The luteolytic process in the mare has been left relatively unexplored in recent times, while research has progressed considerably in our other domestic species. The role of the immune system in ovarian function has received increasing attention since the ovulatory process was first compared to an inflammatory reaction. The corpus luteum is highly vascular and hence large numbers of white blood cells circulate through it at all times. In addition resident populations of different immune cells have been identified in the CL of a number of different species throughout the oestrous cycle, with variations in these populations reported in association with key events such as ovulation and luteolysis. Initially attention focused on macrophages, whose only involvement was thought to be in clearing up damaged cells during structural regression. However, studies on other inflammatory cell populations have revealed that some of these, particularly lymphocytes, also vary with stage of the oestrous cycle, suggesting that they may play physiological roles in functional regression.

We investigated the presence, and changes in numbers, of populations of inflammatory cells in the equine CL at different stages of the oestrous cycle, after exogenous PGF2a administration to artificially induce luteolysis, and in early pregnancy. As found in other species, populations of cells did vary with stage of the cycle, and the selective infiltration of cytotoxic T -cells identified prior to functional luteolysis may indicate a role for them in this process. Changes in MHC class II expression by luteal cells, which could potentially instigate an immune reaction, were not identified in our study. Investigation of the chemoattractant properties of luteal tissue taken at comparable time -points, revealed that even by day 12 -14 of the cycle leucocytes were attracted to the CL. This increased after functional luteolysis, especially with regard to mononuclear cells, while PGF2a- treated tissue expressed even greater attractant activity. The identity of the chemoattractants was not determined, although collagen or collagenases may play a minor role.

Administration of GnRH analogues to cattle in dioestrus has been reported to prolong luteal function, and improve pregnancy rates to the preceding insemination. In attempting to create a model for prolonged luteal function in the mare, a GnRH analogue was administered, and endocrine and ovarian responses monitored. Treatment had no significant effect on oestrous cycle length, progesterone levels, or follicular dynamics. It did however significantly reduce oestradiol levels compared to control cycles. This may reflect altered folliculogenesis, which, in turn, could affect luteolysis. This was not detected in our study, and therefore did not provide us with a model for prolonged luteal function.

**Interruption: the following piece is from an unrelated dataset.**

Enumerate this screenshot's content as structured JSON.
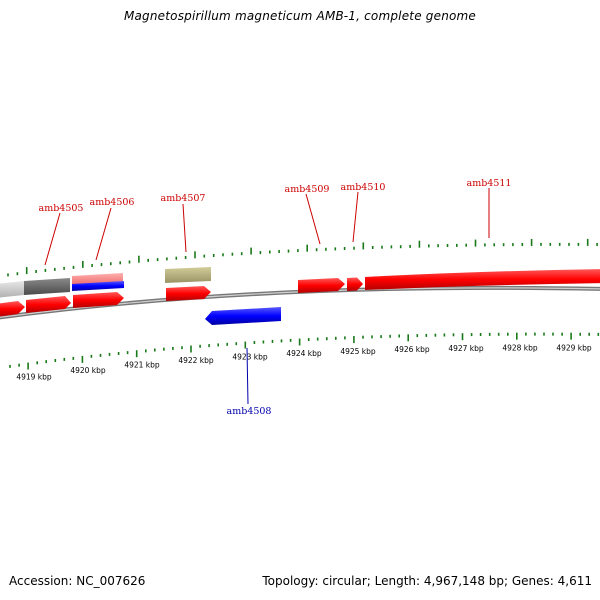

Treatment of mares with a GnRH antagonist during dioestrus has previously been found to attenuate progesterone levels, and cause premature luteolysis in treated animals, indicating a role for LH in supporting equine luteal function. We further investigated the role of gonadotrophins in equine luteal function by identifying and localising LH receptor mRNA expression in equine follicles and CL by in situ hybridisation. Expression was maintained in CL until functional luteolysis, after which it was considerably reduced. mRNA levels also remained high in CL of early pregnancy, while PGF2a treatment had varying results.

These findings demonstrate that cells of the immune system are potential key players in functional luteolysis in the mare, although their precise role requires further clarification. We have also shown that the CL produces chemoattractants to signal to these cells at the appropriate time, although the nature of these substances needs additional investigation. Gonadotrophins have also been identified as significant in luteal function, and our studies have indicated a means by which they may affect luteolysis. In addition we have definitively identified and localised sites of LH receptor mRNA in equine follicles and CL. More detailed studies of receptor expression in follicle populations prior to ovulation, and in different luteal cell populations, would help to further our knowledge of the equine CL, its formation and functions.